Hi, everyone! Today I’m going to introduce wifi 6 lossless roaming.
With the development of automation, the global logistics IT investment amount keeps increasing rapidly. Warehousing logistics is one of the most important parts of the logistics industry and is also the logistics sub-scenario that has the most network requirements. The IT investment in warehousing accounts for 47% of the total investment in the logistics industry. From the perspective of industry trends, the warehousing and logistics industry is developing towards informatization automation and intelligentization. It has the following characteristics:
Driving force: E-commerce promotes the rapid growth of the logistics market space, and the CAGR exceeds 12%.
Increasing labor costs and demands drive the logistics industry to develop towards automation and intelligentization.
Third-party logistics service providers in the logistics industry are increasing, up to more than 70% in Europe and the United States, and increasing professionalism.
E-commerce promotes the construction of cold chains and has higher requirements for the device environment.

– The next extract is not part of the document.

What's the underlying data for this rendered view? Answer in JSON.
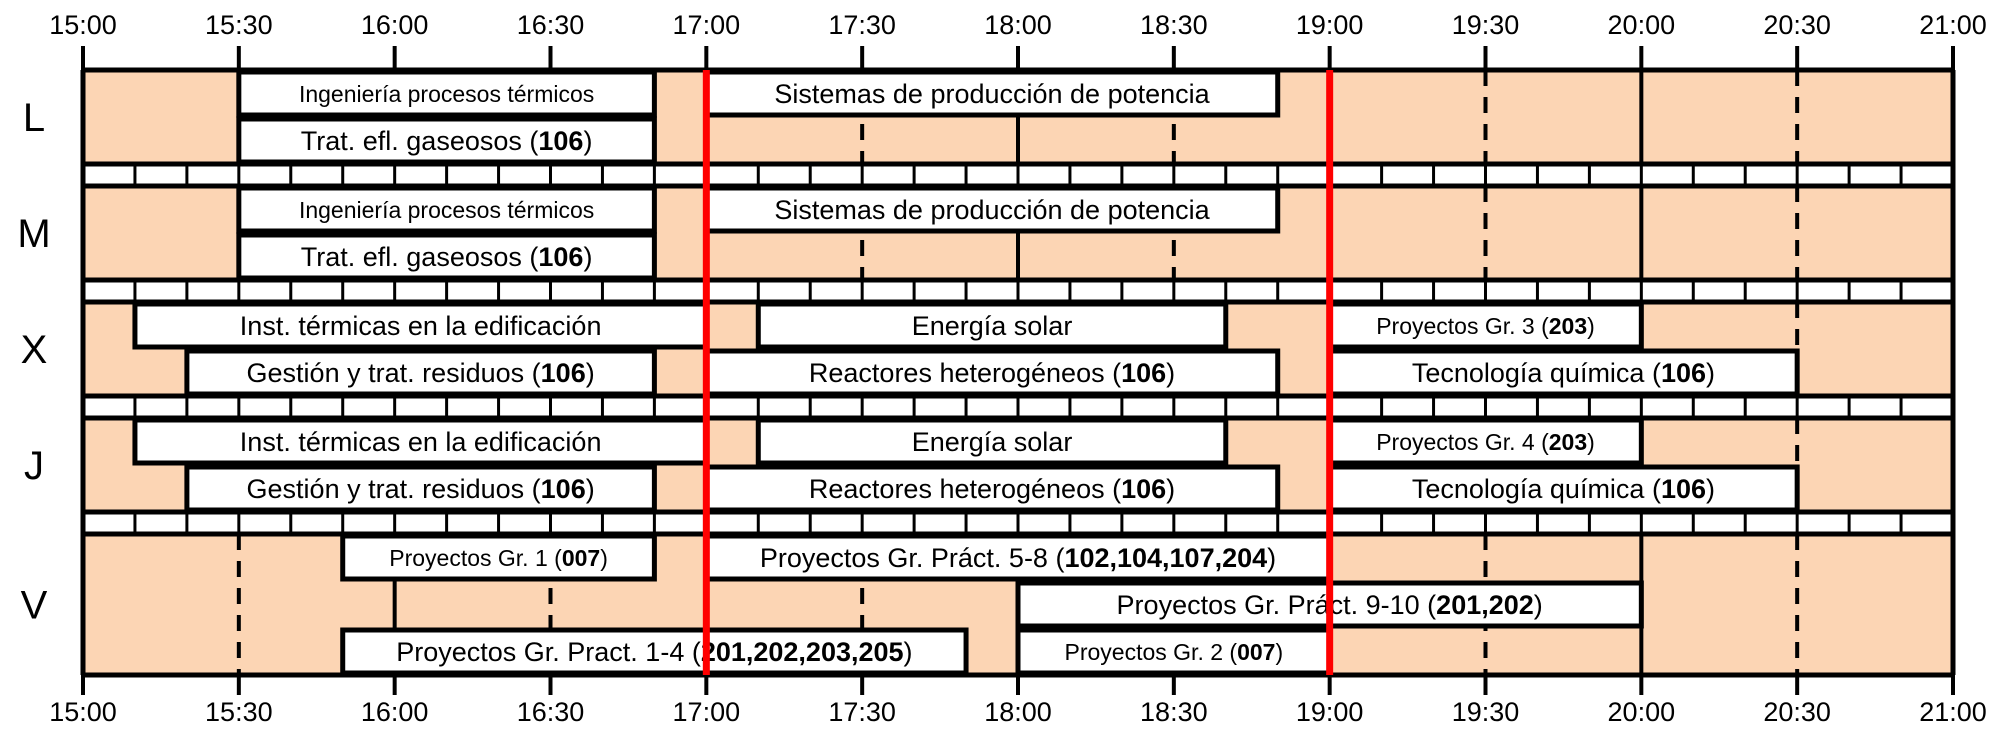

Except for the rapid development of industry requirements, automatic robot control and scheduling pose unprecedented requirements on the real-time, reliability, and concurrency capabilities of WLAN communication. The existing network for traditional Internet access or manual warehousing applications cannot meet the feature and specification requirements.
Typical problems with these scenarios are:
The terminal and WLAN are provided by different vendors. As the WLAN protocol does not specify the roaming status of the STA, therefore, the roaming behavior of the terminal depends on the default conservative configuration provided by the chip vendor. That is, the STA roams in the worst case. In this case, the SNR is extremely low.
Protocols such as 802.11v and 802.11r are not mandatory for improving the roaming speed. And a large proportion of terminals does not support 802.11v and 802.11r. As a result, the terminal is disconnected from the previous BSS. Before roaming, the terminal needs to perform full-channel scanning. This is disastrous for continuous and delay-sensitive network services.
The following key technologies will solve the preceding pain points in multiple aspects.
This solution is based on the AC+Fit architecture and uses the tunnel forwarding mode. Central APs and Fat APs are not involved.

Lossless scanning
The roaming timeliness depends on scanning efficiency. There are 13 channels on the 2.4 GHz frequency band and 25 channels on the 5 GHz frequency band (different country codes). If the scanning time of a single channel is 100 ms, the long-term scanning (100 ms x 13 or even 100 ms x 25) will bring great negative gains to network reliability.


The lossless scanning technology improves the scanning efficiency of the terminal from the actual network topology. According to the network topology, a proper neighboring channel is selected to transmit the channel set to be scanned to the terminal.

The scanning result is timely and reliable, which greatly improves the scanning efficiency.
Before the terminal switches to the channel for scanning, the terminal informs the AP that the AP will delay the sending of buffered packets. This ensures that no packet loss occurs during STA scanning.

Efficient roaming
To ensure the timeliness of roaming and the reliability of the network, the roaming algorithm can be divided into two parts: the generation of roaming target and the determination of roaming time. The roaming target generation algorithm generates a roaming target AP list based on historical scanning results. Then, the roaming time determination algorithm determines the optimal AP that meets the roaming conditions as the target AP for roaming.
The STA instructs the network side to buffer packets before roaming. After the roaming is successful, the cached packets are sent back.

This algorithm ensures that an STA can roam to a BSSID with good quality and service continuity.
Note: This scenario is applicable to the tunnel forwarding mode.
Strong anti-interference capability
The anti-interference capability of the air interface for packet transmission is improved in the following aspects to meet the requirements for high packet reliability in the case of light AGV application traffic:
When the environment deteriorates, the AMC algorithm of AGV VAP needs to reduce the transmit rate to improve the anti-interference capability.
The priority of service packets associated with AGV terminals is increased to the VO level. The dynamic EDCA parameter is enabled to further improve the priority of V0 services and the capability of concurrent multi-service processing. This effect has been demonstrated in voice and video functions.
WMM defines EDCA in 802.11e. EDCA divides data packets into four AC queues. A high-priority AC is more likely to occupy channels than a low-priority AC. Each AC queue is assigned a set of channel contention EDCA parameters. The parameter combination defines the channel occupation capability of the corresponding AC queue. The following figure shows the logical diagram of the AC queue to channel contention.

1. Higher roaming reliability, lower latency, and lower packet loss rate, greatly improving network service capacity.
2. The reliability of network links is greatly improved, and the AGV data link is more stable. This effectively improves the usage capability in complex air interface environments and ensures service quality.
3. This greatly reduces the number of parking faults caused by network disconnection of small vehicles, ensures orderly AGV scheduling, and significantly improves network load.